Recently, another 171 "plausible burials" were uncovered at the site of a former northern Ontario St. Mary's Indian Residential School. As of January 2023, over 2,400 potential unmarked graves have been found at Indian residential school sites around Canada.

Supernant said that the rise in reporting of investigations for unmarked graves is due to several factors.

"First, many of the announcements since May 2021 are the result of years of work undertaken by the First Nations that they had not previously made public. For example, investigations had been underway at the Brandon Industrial School in Manitoba since 2012 and at the Kuper Island Residential School in British Columbia since 2014," said the scholar.

"Second, many Indigenous communities had wanted to undertake this work but lacked access to funding to conduct the investigations. Funding is now available, so many are beginning their searches now," she said.

"Finally, there is a lot more public awareness and support for the First Nations in this difficult work, so the announcements of unmarked graves receive a lot of media attention," Supernant added.

Supernant called for more support to the First Nations.

"There are challenges they face in terms of access to records, training in the various techniques, and management and safeguarding of data," she said.

She believed that the legacy of residential schools and the genocide against Indigenous peoples is at the root of so many challenges that Indigenous peoples face, as the trauma of genocide continues to impact their communities.

"There is also enduring structural racism in Canadian society, from the justice system to health care to education.

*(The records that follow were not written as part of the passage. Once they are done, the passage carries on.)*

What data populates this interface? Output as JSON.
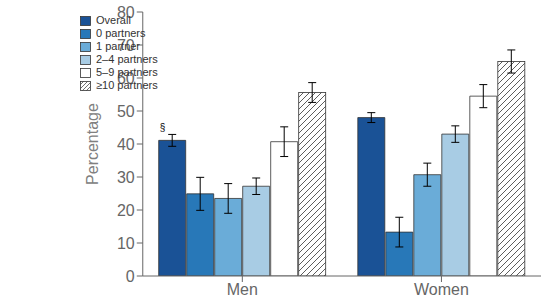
{
  "chart_data": {
    "type": "bar",
    "categories": [
      "Men",
      "Women"
    ],
    "series": [
      {
        "name": "Overall",
        "color": "#1a5296",
        "values": [
          41.1,
          48.0
        ],
        "errors": [
          1.8,
          1.5
        ]
      },
      {
        "name": "0 partners",
        "color": "#2878b8",
        "values": [
          24.9,
          13.3
        ],
        "errors": [
          5.0,
          4.5
        ]
      },
      {
        "name": "1 partner",
        "color": "#6aacd8",
        "values": [
          23.5,
          30.7
        ],
        "errors": [
          4.5,
          3.5
        ]
      },
      {
        "name": "2–4 partners",
        "color": "#a8cce4",
        "values": [
          27.2,
          43.0
        ],
        "errors": [
          2.5,
          2.5
        ]
      },
      {
        "name": "5–9 partners",
        "color": "#ffffff",
        "values": [
          40.7,
          54.5
        ],
        "errors": [
          4.5,
          3.5
        ]
      },
      {
        "name": "≥10 partners",
        "color": "#ffffff",
        "values": [
          55.6,
          65.0
        ],
        "errors": [
          3.0,
          3.5
        ]
      }
    ],
    "ylabel": "Percentage",
    "ylim": [
      0,
      80
    ],
    "yticks": [
      0,
      10,
      20,
      30,
      40,
      50,
      60,
      70,
      80
    ],
    "annotations": [
      {
        "text": "§",
        "category": "Men",
        "series": "Overall"
      }
    ],
    "legend": "upper left",
    "grid": false
  }
}
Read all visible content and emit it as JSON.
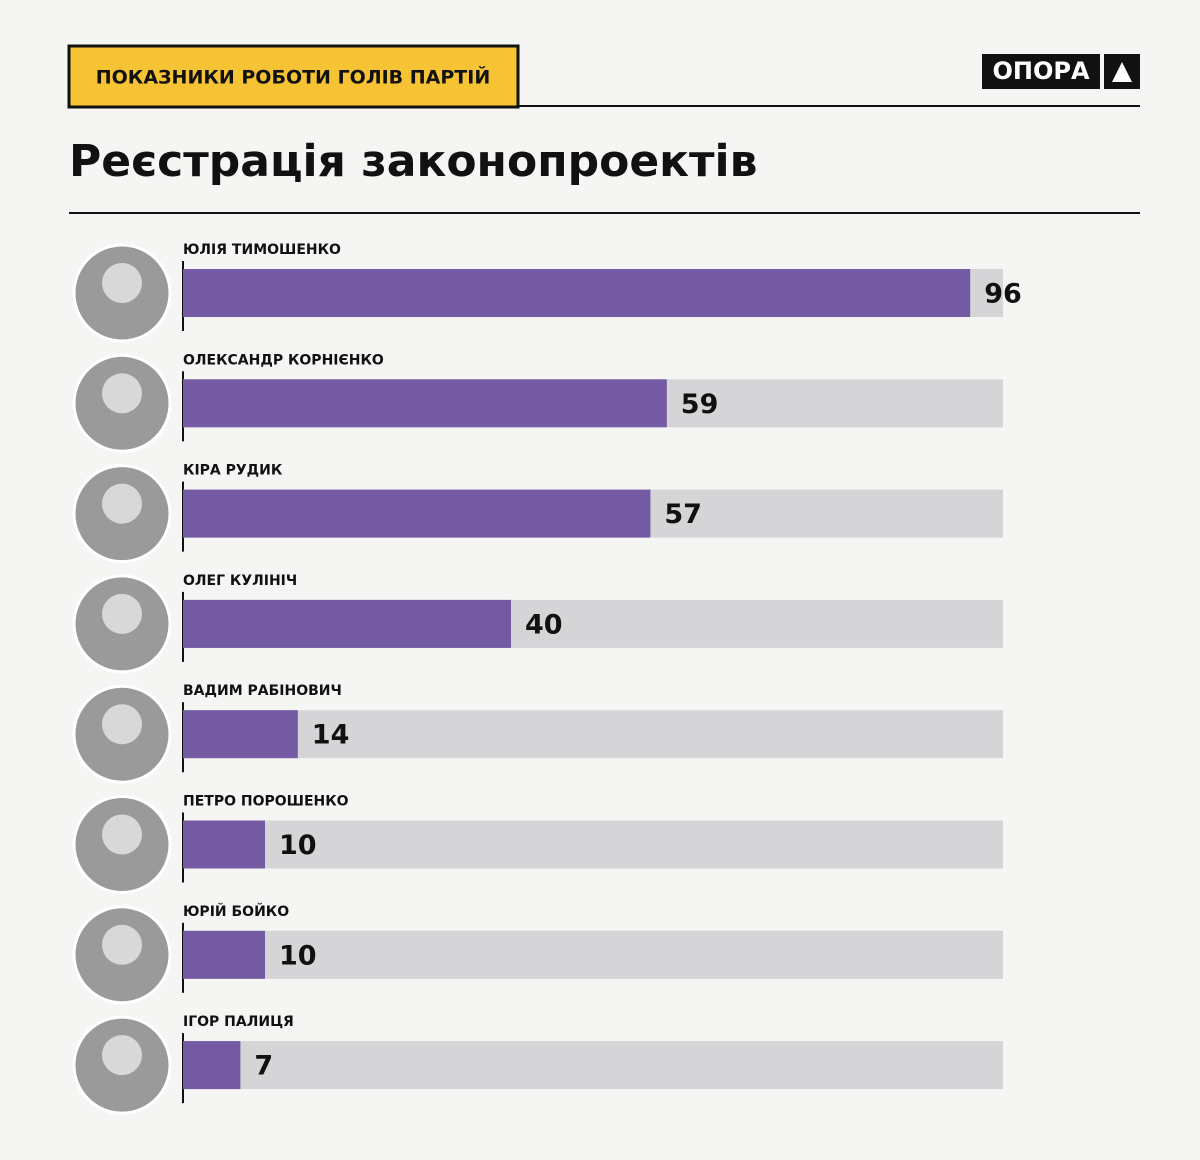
{
  "header": {
    "label": "ПОКАЗНИКИ РОБОТИ ГОЛІВ ПАРТІЙ",
    "logo": "ОПОРА"
  },
  "chart_data": {
    "type": "barh",
    "title": "Реєстрація законопроектів",
    "categories": [
      "ЮЛІЯ ТИМОШЕНКО",
      "ОЛЕКСАНДР КОРНІЄНКО",
      "КІРА РУДИК",
      "ОЛЕГ КУЛІНІЧ",
      "ВАДИМ РАБІНОВИЧ",
      "ПЕТРО ПОРОШЕНКО",
      "ЮРІЙ БОЙКО",
      "ІГОР ПАЛИЦЯ"
    ],
    "values": [
      96,
      59,
      57,
      40,
      14,
      10,
      10,
      7
    ],
    "color": "#735aa3",
    "track_color": "#d5d5d7",
    "xlim": [
      0,
      100
    ]
  }
}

All of this needs to be addressed in order for Indigenous communities to have healthy, vibrant futures," she said.

Over 150,000 First Nations, Metis and Inuit children were separated from their families and forced to attend government-funded schools between the 1870s and 1997.

In 2015, a Truth and Reconciliation Commission appointed by the Canadian government concluded that children were physically and sexually abused and died in schools.

While it has documented at least 4,100 deaths, the commission said the real numbers may never be fully known.